Костерок из сухого легкого плавника, в огромном количестве выброшенного океаном за все былые годы на берег, прозрачно-желто трепетал на солоноватом ветерке, едва залетающем сюда, под каменный откос-козырек, где устроились летчики. Во вскрытой жестянке, пристроенной на камнях, душисто побулькивала закипающая тушенка. Сэнди римски-лениво возлежал на боку, разглядывая принесенные с корабельной провизионки и сваленные в кучу банки, и бурчал под свой конопатый нос что-то недовольно-вопросительное.

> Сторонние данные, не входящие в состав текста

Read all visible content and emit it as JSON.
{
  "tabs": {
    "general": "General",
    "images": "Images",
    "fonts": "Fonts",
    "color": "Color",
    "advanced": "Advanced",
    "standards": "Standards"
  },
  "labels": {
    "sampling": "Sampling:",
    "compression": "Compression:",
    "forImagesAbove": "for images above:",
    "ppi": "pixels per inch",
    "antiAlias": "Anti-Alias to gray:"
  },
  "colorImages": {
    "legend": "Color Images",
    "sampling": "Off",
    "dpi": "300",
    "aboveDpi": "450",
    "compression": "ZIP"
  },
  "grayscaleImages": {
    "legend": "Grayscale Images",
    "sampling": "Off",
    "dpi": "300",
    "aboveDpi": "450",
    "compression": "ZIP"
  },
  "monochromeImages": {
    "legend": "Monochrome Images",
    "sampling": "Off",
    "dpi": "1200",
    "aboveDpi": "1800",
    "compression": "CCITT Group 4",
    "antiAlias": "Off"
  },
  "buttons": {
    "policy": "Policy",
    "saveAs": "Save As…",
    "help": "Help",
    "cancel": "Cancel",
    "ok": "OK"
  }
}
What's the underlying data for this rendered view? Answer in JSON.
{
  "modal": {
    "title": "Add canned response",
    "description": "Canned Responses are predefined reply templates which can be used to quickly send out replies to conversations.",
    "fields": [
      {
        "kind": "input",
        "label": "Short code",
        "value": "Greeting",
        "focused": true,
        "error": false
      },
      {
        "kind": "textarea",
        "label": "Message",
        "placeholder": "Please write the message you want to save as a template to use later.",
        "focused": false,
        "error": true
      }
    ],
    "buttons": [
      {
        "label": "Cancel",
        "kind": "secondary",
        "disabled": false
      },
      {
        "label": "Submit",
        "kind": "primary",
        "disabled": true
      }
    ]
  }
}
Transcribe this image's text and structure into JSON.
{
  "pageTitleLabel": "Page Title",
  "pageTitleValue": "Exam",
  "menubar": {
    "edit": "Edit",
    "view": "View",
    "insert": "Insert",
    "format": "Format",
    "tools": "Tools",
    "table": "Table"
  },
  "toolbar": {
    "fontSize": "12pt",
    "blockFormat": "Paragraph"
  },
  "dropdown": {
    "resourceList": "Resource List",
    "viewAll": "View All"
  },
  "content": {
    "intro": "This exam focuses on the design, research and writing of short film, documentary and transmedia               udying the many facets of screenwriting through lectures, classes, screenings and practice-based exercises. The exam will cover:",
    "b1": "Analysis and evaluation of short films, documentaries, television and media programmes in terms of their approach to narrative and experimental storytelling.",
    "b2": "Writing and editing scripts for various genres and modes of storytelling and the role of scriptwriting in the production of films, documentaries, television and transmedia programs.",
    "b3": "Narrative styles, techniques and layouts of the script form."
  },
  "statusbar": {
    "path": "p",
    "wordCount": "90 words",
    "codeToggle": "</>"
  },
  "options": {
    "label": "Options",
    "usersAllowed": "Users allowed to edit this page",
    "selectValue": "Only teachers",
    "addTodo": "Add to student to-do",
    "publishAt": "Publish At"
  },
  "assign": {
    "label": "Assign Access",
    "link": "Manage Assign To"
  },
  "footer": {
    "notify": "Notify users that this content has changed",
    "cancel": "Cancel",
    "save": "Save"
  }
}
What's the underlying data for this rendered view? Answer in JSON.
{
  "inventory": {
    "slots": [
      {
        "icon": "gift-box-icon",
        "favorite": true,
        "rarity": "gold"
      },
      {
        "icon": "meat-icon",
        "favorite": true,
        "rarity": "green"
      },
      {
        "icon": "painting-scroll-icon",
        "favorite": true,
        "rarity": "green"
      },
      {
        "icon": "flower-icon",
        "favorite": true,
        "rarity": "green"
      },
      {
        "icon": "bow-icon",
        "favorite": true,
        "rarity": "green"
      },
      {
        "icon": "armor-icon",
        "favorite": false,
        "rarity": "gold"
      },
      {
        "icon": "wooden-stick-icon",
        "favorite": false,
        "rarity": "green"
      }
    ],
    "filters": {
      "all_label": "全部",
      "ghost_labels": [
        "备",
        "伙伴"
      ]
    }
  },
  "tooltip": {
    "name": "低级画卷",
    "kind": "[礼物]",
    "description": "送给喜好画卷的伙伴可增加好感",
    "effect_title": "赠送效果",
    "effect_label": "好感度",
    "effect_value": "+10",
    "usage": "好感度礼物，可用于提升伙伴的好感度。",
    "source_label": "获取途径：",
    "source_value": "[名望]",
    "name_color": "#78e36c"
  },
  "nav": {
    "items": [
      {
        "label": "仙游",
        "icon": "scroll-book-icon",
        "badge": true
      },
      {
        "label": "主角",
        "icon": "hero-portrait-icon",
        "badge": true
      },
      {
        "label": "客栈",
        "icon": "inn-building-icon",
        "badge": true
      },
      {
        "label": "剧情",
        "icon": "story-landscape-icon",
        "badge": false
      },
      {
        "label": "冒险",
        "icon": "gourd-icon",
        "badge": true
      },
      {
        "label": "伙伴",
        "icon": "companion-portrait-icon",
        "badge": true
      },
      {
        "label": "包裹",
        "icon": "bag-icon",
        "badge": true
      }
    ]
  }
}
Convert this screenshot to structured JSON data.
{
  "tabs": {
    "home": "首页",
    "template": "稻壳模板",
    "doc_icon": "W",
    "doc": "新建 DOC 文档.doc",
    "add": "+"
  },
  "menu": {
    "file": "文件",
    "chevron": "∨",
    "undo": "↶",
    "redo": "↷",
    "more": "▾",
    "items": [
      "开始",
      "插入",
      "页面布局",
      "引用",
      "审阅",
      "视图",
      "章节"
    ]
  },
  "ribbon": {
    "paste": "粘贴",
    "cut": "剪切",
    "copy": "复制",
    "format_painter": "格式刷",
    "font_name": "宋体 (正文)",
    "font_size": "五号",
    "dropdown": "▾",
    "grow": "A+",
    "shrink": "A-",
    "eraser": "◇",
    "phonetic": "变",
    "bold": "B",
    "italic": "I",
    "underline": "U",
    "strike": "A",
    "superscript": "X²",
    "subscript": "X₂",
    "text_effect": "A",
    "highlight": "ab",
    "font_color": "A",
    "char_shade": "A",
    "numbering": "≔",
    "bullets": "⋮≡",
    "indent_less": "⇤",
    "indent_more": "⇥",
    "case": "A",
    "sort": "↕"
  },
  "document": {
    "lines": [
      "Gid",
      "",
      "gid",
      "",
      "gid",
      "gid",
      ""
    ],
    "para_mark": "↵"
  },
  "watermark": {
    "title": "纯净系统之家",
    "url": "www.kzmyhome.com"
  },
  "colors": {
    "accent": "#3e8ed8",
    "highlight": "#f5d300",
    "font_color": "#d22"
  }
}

— Нас ведь даже искать не будут, — хрустя соленой галетой, говорил капитан. — От союзников мы оторвались, наши погибли все. Значит, должны выбираться сами. Ну, полосу-то мы наладим, справимся. А с двигуном вот… Если только масломагистраль — может, и сделаем, лишь бы картер цел. Хрен с ним, с ружьем…

— С каким ружьем?

— Цивильный ты человек, старшина. Ну до крику нестроевой. Я про приборы.

— А ружье?

— Анекдот есть такой. Добротный старый армейский анекдот. Но тут — дети.

— Ага! — смешливо хихикнул Сэнди. — Которые знают, что дети берутся в капусте.

— Ладно-ладно! Да… Так вот, и приборы — всмятку. Вроде моей морды. Кстати, как я гляжусь? Наверно, кошмарная жуткость?

— Да уж, — хмыкнул Попов. — Даму в переулке не порадуешь. Стекол в шкуре хоть не осталось?

— Да вроде нигде не колется… Так вот, без приборов я как-нибудь дотяну, был бы компас и часы. Мы ж славяне: два лаптя влево, пол-лаптя вниз — и в точку. Вот горючку где взять? В баках и на такой костеришко не хватит. А масло? — Он перевалился на живот, прикурил от костра и задумчиво уставился в немой корабль, сощурив глаза. — Вот кто мне покоя не дает. Жратва эта американская непонятная…

— И французская. И немецкая. И еще какая-то, — вставил Сэнди.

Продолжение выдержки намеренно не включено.